Coun. Paul Allen worried that council was changing policy on the fly.
“This is going to open the whole floodgate for committees. What we do here, we’ll have to do for all,” said Allen.
Clerk Raylene Martell explained that committee meetings have been held virtually in order to reduce the amount of staff time required for the meetings. She said the hybrid council/committee of the whole meetings requires the presence of two members of staff – one to deal with the minutes, resolutions and council inquiries/questions and the other to run and manage the live video stream and related equipment.
Martell said the virtual-only meetings require less staff, but offer the same ease of access for the public to attend online from anywhere.

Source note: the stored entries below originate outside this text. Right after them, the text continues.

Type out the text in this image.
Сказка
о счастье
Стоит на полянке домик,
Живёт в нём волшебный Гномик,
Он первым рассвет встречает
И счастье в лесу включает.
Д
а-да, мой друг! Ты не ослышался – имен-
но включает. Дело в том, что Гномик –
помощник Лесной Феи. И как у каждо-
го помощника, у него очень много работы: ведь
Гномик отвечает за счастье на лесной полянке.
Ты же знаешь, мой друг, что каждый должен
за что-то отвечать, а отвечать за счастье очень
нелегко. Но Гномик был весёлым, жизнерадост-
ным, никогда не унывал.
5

“There are pros and cons for everything,” she said.
Coun. Joel Loughead said the request from the safety committee was to hold a single in-person meeting.
“This is not about flip-flopping between the two (virtual or in-person),” said Loughead.
Allen reiterated his concerns about a potential policy change and said that virtual meetings had made the professional lives of councillors easier. Allen noted that previous to the COVID-19 pandemic, when all meetings were in-person, his travel time to a meeting would often be longer than the meeting itself.
“It’s a way to do this job without taking 80 per cent of our life,” said Allen. “I’d hate to see it go back to every meeting in-person. We need to think of all the ramifications to allowing all the committees to go back to in-person.”
After a significant discussion on the matter, Loughead proposed a compromise amendment to the resolution from Wickens that would see local committees permitted to meet twice a year in-person after a two-thirds majority vote of the committee approved the meeting.
Council approved the compromise unanimously.